En tant que musicien, comment comptez-vous valoriser les artistes et la culture en Suisse ?
La culture suisse est très riche, les cultures, devrais-je dire. Nous avons un tissu de fanfares, sociétés, clubs, écoles, qui n’a pas son pareil dans bien d’autres pays, et que les acteurs culturels nous envient. Même si le fameux statut d’intermédiaire du spectacle n’existe pas chez nous, et que les conditions, pour le théâtre notamment, se sont gravement détériorées depuis la dernière révision de la Loi sur le chômage, le terreau suisse reste foisonnant en matière culturelle. Si je prends le domaine de la musique, celui que je connais le mieux, l’amélioration des conditions pour les musiciens passe aussi par les mains publiques. Il est de plus en plus difficile de diffuser nos créations. Manque de locaux, tracasseries administratives ou de police, les obstacles mis dans les roues des organisateurs nous pénalisent. C’est la norme qui tue la culture. Il est devenu impossible de créer un lieu sans mise en conformité, (même si les concerts sont occasionnels) avec son lot de règlements, autorisations, respect des normes anti-bruit, anti-incendies, toilettes séparées obligatoires, voire même séparateur de graisses parce qu’on y vend des saucisses… De quoi décourager le plus passionné des organisateurs d’organiser quoi que ce soit…

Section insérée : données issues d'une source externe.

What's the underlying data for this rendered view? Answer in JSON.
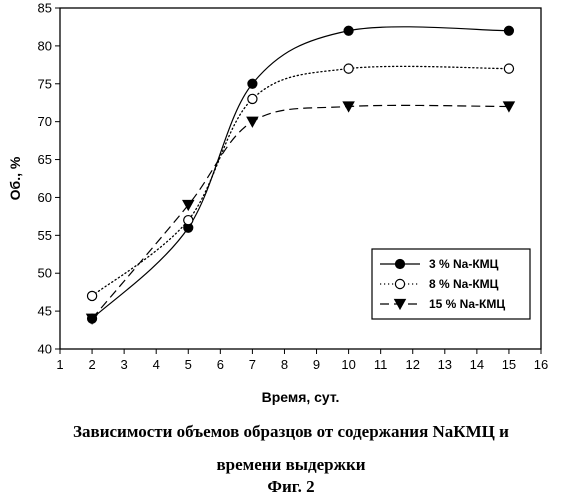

Bien plus que d’injecter de l’argent dans la culture, il vaudrait mieux « assouplir son fonctionnement », et cesser de croire qu’un artiste digne de ce nom doit aussi être son propre producteur. La tendance, hélas, va dans le sens d’une professionnalisation des acteurs culturels, non pas dans leur discipline, mais orientée vers la manière de se vendre, vers la norme. Une autre facette de la mondialisation…


(Photo Pablo Fernandez)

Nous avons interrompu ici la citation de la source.